Petals around the rose is a puzzle in which the object is to work out the rule by which a number is derived from the roll of a set of five or six dice. It has been used as an exercise in inductive reasoning. The puzzle became popular in computer circles in the mid 1970s, particularly through an anecdote recounted in the September/October 1977 issue of Personal Computing which describes Bill Gates trying to solve the puzzle in an airport.
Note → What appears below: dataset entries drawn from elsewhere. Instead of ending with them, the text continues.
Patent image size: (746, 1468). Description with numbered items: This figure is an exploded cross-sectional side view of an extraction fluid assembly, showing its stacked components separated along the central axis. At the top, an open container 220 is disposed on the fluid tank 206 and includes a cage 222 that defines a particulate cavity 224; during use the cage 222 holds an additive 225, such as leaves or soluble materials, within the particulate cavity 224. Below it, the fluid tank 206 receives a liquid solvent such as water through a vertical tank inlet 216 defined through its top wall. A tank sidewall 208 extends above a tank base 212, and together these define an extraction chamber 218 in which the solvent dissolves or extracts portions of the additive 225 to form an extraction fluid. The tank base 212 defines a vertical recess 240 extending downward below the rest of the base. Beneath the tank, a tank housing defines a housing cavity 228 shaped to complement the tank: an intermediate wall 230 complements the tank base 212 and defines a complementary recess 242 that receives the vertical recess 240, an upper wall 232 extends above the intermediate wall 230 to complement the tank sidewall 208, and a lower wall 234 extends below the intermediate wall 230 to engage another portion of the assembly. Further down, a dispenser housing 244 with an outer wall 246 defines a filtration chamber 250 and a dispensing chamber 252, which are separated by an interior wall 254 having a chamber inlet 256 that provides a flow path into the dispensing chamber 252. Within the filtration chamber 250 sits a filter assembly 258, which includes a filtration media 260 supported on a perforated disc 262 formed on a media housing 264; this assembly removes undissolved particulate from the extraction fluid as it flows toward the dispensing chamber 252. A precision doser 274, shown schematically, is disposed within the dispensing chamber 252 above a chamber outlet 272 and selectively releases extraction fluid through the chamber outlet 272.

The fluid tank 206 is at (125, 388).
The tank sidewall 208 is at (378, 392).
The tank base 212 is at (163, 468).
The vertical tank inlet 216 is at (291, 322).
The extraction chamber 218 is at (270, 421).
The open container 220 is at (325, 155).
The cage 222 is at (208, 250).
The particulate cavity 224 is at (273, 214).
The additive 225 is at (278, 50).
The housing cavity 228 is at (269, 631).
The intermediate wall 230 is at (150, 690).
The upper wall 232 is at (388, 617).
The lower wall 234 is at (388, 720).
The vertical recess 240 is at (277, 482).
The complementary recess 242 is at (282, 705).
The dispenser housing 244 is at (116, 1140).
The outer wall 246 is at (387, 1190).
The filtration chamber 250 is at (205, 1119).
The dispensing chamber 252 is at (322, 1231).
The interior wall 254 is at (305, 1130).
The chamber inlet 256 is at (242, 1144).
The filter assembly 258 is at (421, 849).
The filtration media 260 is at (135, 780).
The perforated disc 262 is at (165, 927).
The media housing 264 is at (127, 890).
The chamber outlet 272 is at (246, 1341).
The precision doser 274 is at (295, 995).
The origin of the puzzle is unknown.

==Puzzle play==
The puzzle is presented as a challenge in which one person (the presenter) who is familiar with the puzzle's rule rolls the dice and announces the calculated result for their roll, repeating ad nauseam. Players are challenged to work out the formula being used by the presenter and to verbally announce the calculated result of each roll along with the presenter. It is intended that they keep the formula to themselves.

===The formula===
The key to the formula is given by the name of the puzzle, and the presenter should state the name of the challenge distinctly. The calculated (announced) result for a throw is calculated by counting only the "petals around the rose", where a "rose" is any die face with a center dot. On a standard 6-sided die, this corresponds to the three odd faces—one, three, and five. The rose's "petals" are the dots which surround the center dot. There is no rose on the two, four, or six faces, so these count as zero. There are no petals on the one face, so it also counts as zero. There are two petals and four petals on the three and five faces, respectively. The solution to a given throw is the total number of petals.

For example, in a roll of one, two, three, four, five, and six, the only petals are on the three and five faces, for a total of 6 (ie. (3 − 1) + (5 − 1) = 2 + 4 = 6).

A way to express this as a formula is to add 2 times the number of dice that land on the three face to 4 times the number of dice that lands on the five face.